I'm uncertain which spec Rob referenced to come to his conclusion of a real power amplifier with appropriate sensitivity (he later explained he'd assumed triode rather than pentode-connected C3m drivers). At 0.4V, any wimpy iPod will drive the A-010 to full output. That really makes the Japanese more of an integrated without volume control unlike for example my Trafomatic Audio Kaivalya monos. Their deliberately low 3V input sensitivity places them below the industry-standard 2V for digital sources to benefit from active preamp gain.


Relative to gross microphonics I too had to 'disappoint' Rob. Foot steps or other mechanical shenanigans produced no audible ringing and minimalist fare à la Anja Lechner/Vassili Tsabropolous on ECM betrayed no ghosting. With the ear right up to the midrange driver of my 91dB-specified ASI Tango R speakers there was very mild steady-state surf but no more than with most high-quality valve amps and utterly inaudible from one meter away. Where the quadruple rectifier tubes were concerned, other DIYers active on the forums opined that they were mostly just for show but that only a full schematic could conclusively determine this matter. Indeed. And no manufacturer is obliged to produce such a schematic unless perhaps a customer's foreign service department requires it to facilitate a non-obvious repair. I'm personally inclined to credit Shigeki with far more intelligence than pulling any silly misdirection on rectifiers.
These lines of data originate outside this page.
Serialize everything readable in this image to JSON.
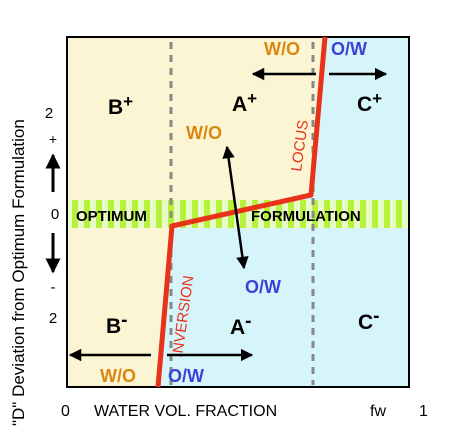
{
  "y_axis_label": "\"D\" Deviation from Optimum Formulation",
  "y_ticks": {
    "top_2": "2",
    "top_plus": "+",
    "zero": "0",
    "bottom_minus": "-",
    "bottom_2": "2"
  },
  "x_axis": {
    "left_tick": "0",
    "label": "WATER VOL. FRACTION",
    "var": "fw",
    "right_tick": "1"
  },
  "regions": {
    "b_plus": {
      "letter": "B",
      "sign": "+"
    },
    "a_plus": {
      "letter": "A",
      "sign": "+"
    },
    "c_plus": {
      "letter": "C",
      "sign": "+"
    },
    "b_minus": {
      "letter": "B",
      "sign": "-"
    },
    "a_minus": {
      "letter": "A",
      "sign": "-"
    },
    "c_minus": {
      "letter": "C",
      "sign": "-"
    }
  },
  "band": {
    "left_text": "OPTIMUM",
    "right_text": "FORMULATION"
  },
  "line_labels": {
    "locus": "LOCUS",
    "inversion": "INVERSION"
  },
  "emulsion_labels": {
    "top_wo": "W/O",
    "top_ow": "O/W",
    "mid_wo": "W/O",
    "mid_ow": "O/W",
    "bottom_wo": "W/O",
    "bottom_ow": "O/W"
  },
  "colors": {
    "left_region": "#fbf5d3",
    "right_region": "#d6f5fb",
    "band_green": "#b6f13c",
    "inversion_line": "#e83219",
    "wo_color": "#d9870f",
    "ow_color": "#3a43d6",
    "dashed_line": "#888888"
  }
}
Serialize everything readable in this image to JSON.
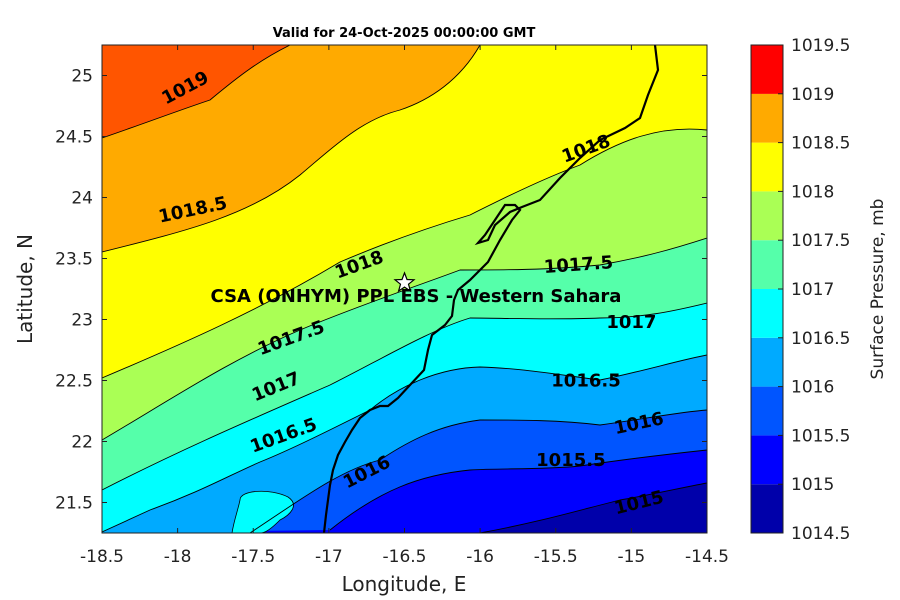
{
  "chart_data": {
    "type": "contour",
    "title": "Valid for 24-Oct-2025 00:00:00 GMT",
    "xlabel": "Longitude, E",
    "ylabel": "Latitude, N",
    "xlim": [
      -18.5,
      -14.5
    ],
    "ylim": [
      21.25,
      25.25
    ],
    "x_ticks": [
      "-18.5",
      "-18",
      "-17.5",
      "-17",
      "-16.5",
      "-16",
      "-15.5",
      "-15",
      "-14.5"
    ],
    "y_ticks": [
      "21.5",
      "22",
      "22.5",
      "23",
      "23.5",
      "24",
      "24.5",
      "25"
    ],
    "colorbar": {
      "label": "Surface Pressure, mb",
      "ticks": [
        "1014.5",
        "1015",
        "1015.5",
        "1016",
        "1016.5",
        "1017",
        "1017.5",
        "1018",
        "1018.5",
        "1019",
        "1019.5"
      ],
      "colors": [
        "#0000aa",
        "#0000ff",
        "#0055ff",
        "#00aaff",
        "#00ffff",
        "#55ffaa",
        "#aaff55",
        "#ffff00",
        "#ffaa00",
        "#ff5500",
        "#ff0000"
      ]
    },
    "contour_labels": [
      {
        "text": "1019",
        "lon": -17.95,
        "lat": 24.9,
        "angle": -28
      },
      {
        "text": "1018.5",
        "lon": -17.9,
        "lat": 23.9,
        "angle": -12
      },
      {
        "text": "1018",
        "lon": -16.8,
        "lat": 23.45,
        "angle": -20
      },
      {
        "text": "1018",
        "lon": -15.3,
        "lat": 24.4,
        "angle": -20
      },
      {
        "text": "1017.5",
        "lon": -17.25,
        "lat": 22.85,
        "angle": -20
      },
      {
        "text": "1017.5",
        "lon": -15.35,
        "lat": 23.45,
        "angle": -4
      },
      {
        "text": "1017",
        "lon": -17.35,
        "lat": 22.45,
        "angle": -22
      },
      {
        "text": "1017",
        "lon": -15.0,
        "lat": 22.98,
        "angle": 0
      },
      {
        "text": "1016.5",
        "lon": -17.3,
        "lat": 22.05,
        "angle": -20
      },
      {
        "text": "1016.5",
        "lon": -15.3,
        "lat": 22.5,
        "angle": 0
      },
      {
        "text": "1016",
        "lon": -16.75,
        "lat": 21.75,
        "angle": -27
      },
      {
        "text": "1016",
        "lon": -14.95,
        "lat": 22.15,
        "angle": -12
      },
      {
        "text": "1015.5",
        "lon": -15.4,
        "lat": 21.85,
        "angle": 0
      },
      {
        "text": "1015",
        "lon": -14.95,
        "lat": 21.5,
        "angle": -14
      }
    ],
    "site": {
      "name": "CSA (ONHYM) PPL EBS  - Western Sahara",
      "lon": -16.5,
      "lat": 23.3
    }
  }
}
My A-09S top-line amp only runs one 5U4G after all. So did my A-08S 45 SET—a single 80 recto—which I later bequeathed to Frederic on staff to have a reference micro-power triode amp on hand. The quad array for the A-010 to me looks simply like a scenario that befitted this specific occasion best.

   
Active or passive? Sometimes banal pop wisdom actually gets it right. The 5AR4-rectified 6SN7s in my ModWright LS100 preamp into the Yammy proved how on occasion too much glass can sound glassy. Literally. Having just the previous night entered far-out inner space over the Burson HA160D/Audez'e LCD-2 headphone combo by marveling over a new conservatory-trained clarinetist's album discovered over the New Year in Instanbul's Tünel district [Göksun Çavdar playing Zülfü Livaneli songs called Şarkilari - Ateş Müzik], I was quite put off by how much thinner, reedier, watery and glassy his Grenadille wood sounded over my main speakers now. It was the proverbial morning-after letdown.
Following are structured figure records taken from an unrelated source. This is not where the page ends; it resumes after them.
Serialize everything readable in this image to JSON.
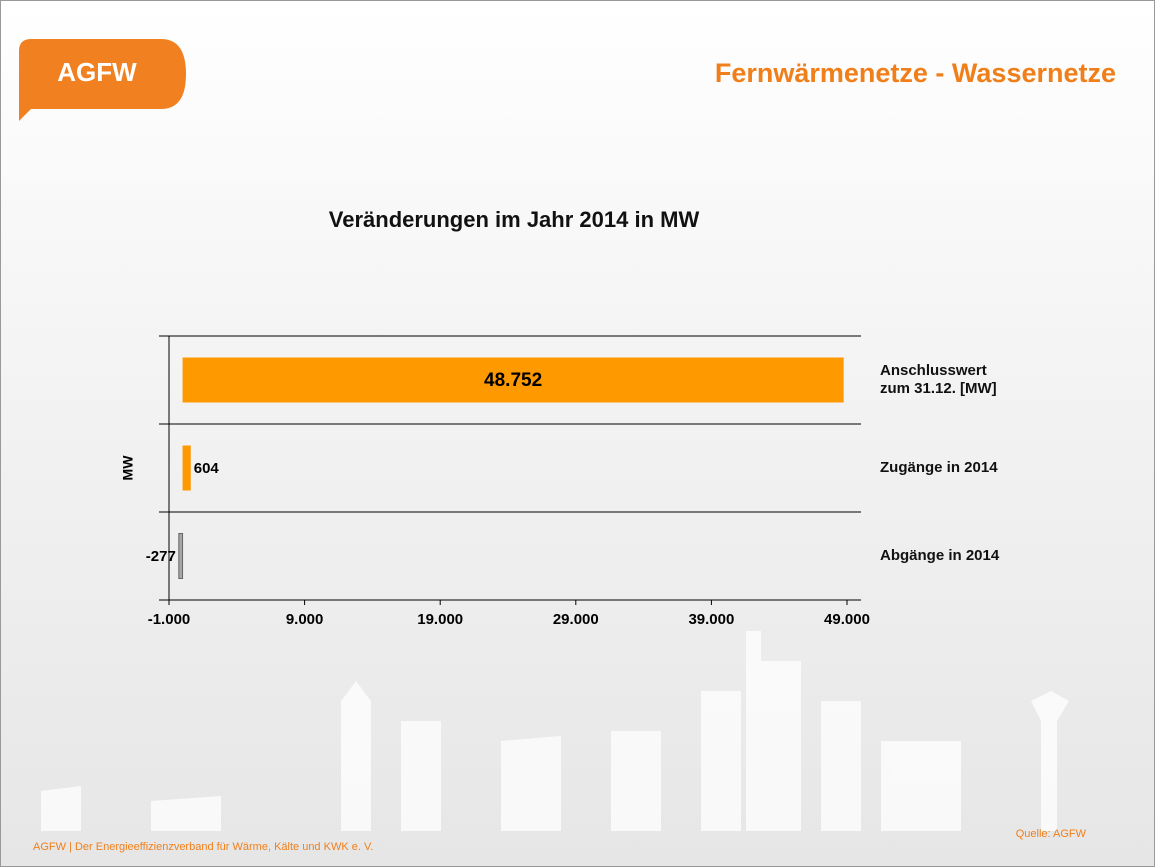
{
  "logo": "AGFW",
  "header": "Fernwärmenetze - Wassernetze",
  "footer": "AGFW | Der Energieeffizienzverband für Wärme, Kälte und KWK e. V.",
  "source": "Quelle: AGFW",
  "chart_data": {
    "type": "bar",
    "orientation": "horizontal",
    "title": "Veränderungen im Jahr 2014 in MW",
    "axis_label": "MW",
    "categories": [
      "Anschlusswert zum 31.12. [MW]",
      "Zugänge in 2014",
      "Abgänge in 2014"
    ],
    "values": [
      48752,
      604,
      -277
    ],
    "value_labels": [
      "48.752",
      "604",
      "-277"
    ],
    "colors": [
      "#ff9900",
      "#ff9900",
      "#a6a6a6"
    ],
    "xlim": [
      -1000,
      49000
    ],
    "xticks": [
      {
        "value": -1000,
        "label": "-1.000"
      },
      {
        "value": 9000,
        "label": "9.000"
      },
      {
        "value": 19000,
        "label": "19.000"
      },
      {
        "value": 29000,
        "label": "29.000"
      },
      {
        "value": 39000,
        "label": "39.000"
      },
      {
        "value": 49000,
        "label": "49.000"
      }
    ]
  }
}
Having used our Istanbul vacation also to shop for a personal G clarinet—actually after play-testing ten different instruments I'd identified Hammerschmidt as the best maker, then decided against being flogged by tourist pricing to instead purchase directly from the Austrian instrument maker which would also reveal more about the operation and allow comparison of various specimens of the same model—I knew very well how it sounds and feels to play this instrument again. The ModWright/Yamamoto team just wasn't it. While I could have drafted Shigeki's own passive preamp into duty, I can't live without remote control. Enter my AVC-based Bent Audio Tap X. This transformation was instant and far-reaching. Now I was in proper Tone Central. Bass too had been too bloomy and big with the active valve preamp. Now I had far superior contour/control and proper amplitude. Subliminal noise levels improved as well. Passive it thus was for the duration of this assignment.




Because of John Chapman's brilliant 1dB-stepped numerical display, let's talk levels. 54 on the Tap X equates to unity gain. At that setting, just two clicks up from mute on the Burson DAC's precision resistor pot netted desired levels from the puny 3-watter (which to be realistic could be driven to distortion slightly above them). In reverse the Burson's pot fully open is supposed to generate approximately 10 volts out. This had the Tap at 10 up from mute, i.e. 44dB below unity gain. With the Burson at approximately 2 volts out (5 clicks up on the stepped attenuator) the Tap-X sat at ±40 to be around 15dB below source output. As you can see, my present listening room is decently spacious, the listening seat nicely distanced from the speakers. There's nearly the same amount of air volume behind the seat. This should give you a useful reference on the A-010's gain/power structure and what it's realistically good for.